The lack of lyrical content makes it easy (and fun!) to hang whatever metaphor or meaning you might choose on their songs. At this point, a generation has studied/smoked pot/read blogs with The Earth is Not a Cold Dead Place plugging away in the background, which is an odd context for a band to fit into.

So to see Explosions in the Sky sell out Tipitina’s on Wednesday, September 29, was a cheerful inevitability. The band initially built a following based on their intense, deafening live shows, but over the last few years have largely eschewed touring, making this gig a magnet for indie rock fans across southern Louisiana. The crowd was what you would by now expect: yards of flannel, beards, smartphones, thick-rimmed glasses and white-soled shoes. There was, no doubt, a whole lotta Tweetin’ going on. Also, apparently no one over 6’1” listens to guitar-driven soundscapes—there wasn’t a pickup game’s worth of basketball talent in attendance, but there were plenty of bookish gentlemen and their pixie-cut-sporting girlfriends.

Opener Wye Oak returned to the Tipitina’s stage for the second time this month (previously opening for the dependably-tremendous Okkervil River) and turned in another solid set, closing with the crowd-pleasing “For Prayer” from 2009’s The Knot. Explosions in the Sky hopped onstage and broke into a characteristically skull-crushing wave of interconnected songs, drawing largely from this year’s excellent Take Care, Take Care, Take Care and 2007’s All of a Sudden I Miss Everyone. It is a truly odd experience to watch a band tear into songs that typically serve as a backdrop for your reading or web surfing—despite the band’s best efforts, the mind does wander.

I can’t help but think that perhaps Explosions are growing too popular for their own good. This show had the potential to be epic and life-affirming, and perhaps it was more so the closer you were to the stage. From the midpoint in the room back, the softer dynamics were lost in the mass of bodies, making the set feel like a string of loud-loud-much-louder moments.

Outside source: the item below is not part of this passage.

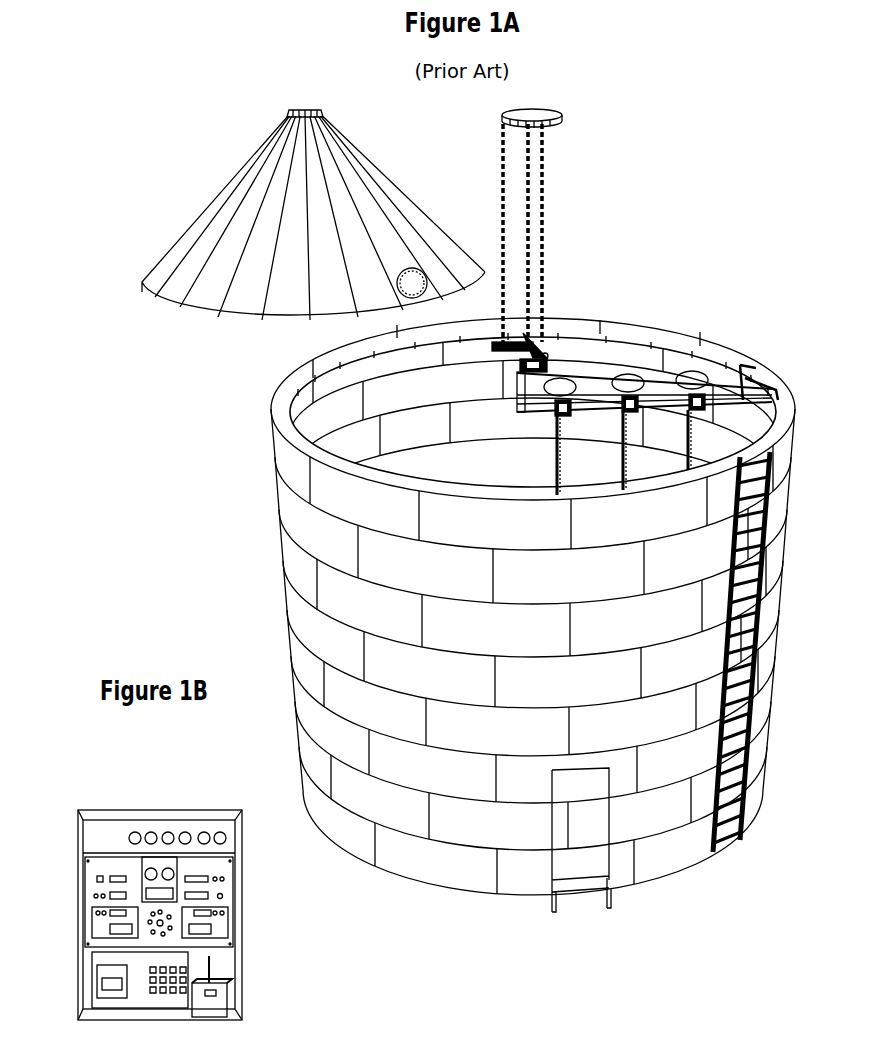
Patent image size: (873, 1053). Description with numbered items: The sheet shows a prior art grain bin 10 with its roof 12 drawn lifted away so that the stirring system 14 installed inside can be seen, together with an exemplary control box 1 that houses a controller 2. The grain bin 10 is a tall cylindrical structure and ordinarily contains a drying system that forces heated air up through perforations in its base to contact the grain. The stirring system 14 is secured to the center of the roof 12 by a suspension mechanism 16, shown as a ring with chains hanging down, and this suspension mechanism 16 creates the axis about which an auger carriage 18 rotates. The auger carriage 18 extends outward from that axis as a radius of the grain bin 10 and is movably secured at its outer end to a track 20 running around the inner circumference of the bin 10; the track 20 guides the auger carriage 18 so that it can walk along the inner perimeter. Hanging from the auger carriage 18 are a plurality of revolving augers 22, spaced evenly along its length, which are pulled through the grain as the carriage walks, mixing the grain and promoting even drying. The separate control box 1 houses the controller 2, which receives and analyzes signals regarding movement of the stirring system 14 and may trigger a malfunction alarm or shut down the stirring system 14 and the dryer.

The capacity crowd’s chattiness, seemingly a byproduct of Explosions’ soundtrack status, grew louder the further you got from the stage. Omnipresent clouds of pot smoke gently wafting from the audience illustrated nicely how some manage the patience for 13-minute exploratory guitar jams. Ultimately, it was yet another great show that demonstrated the importance of location, location, location.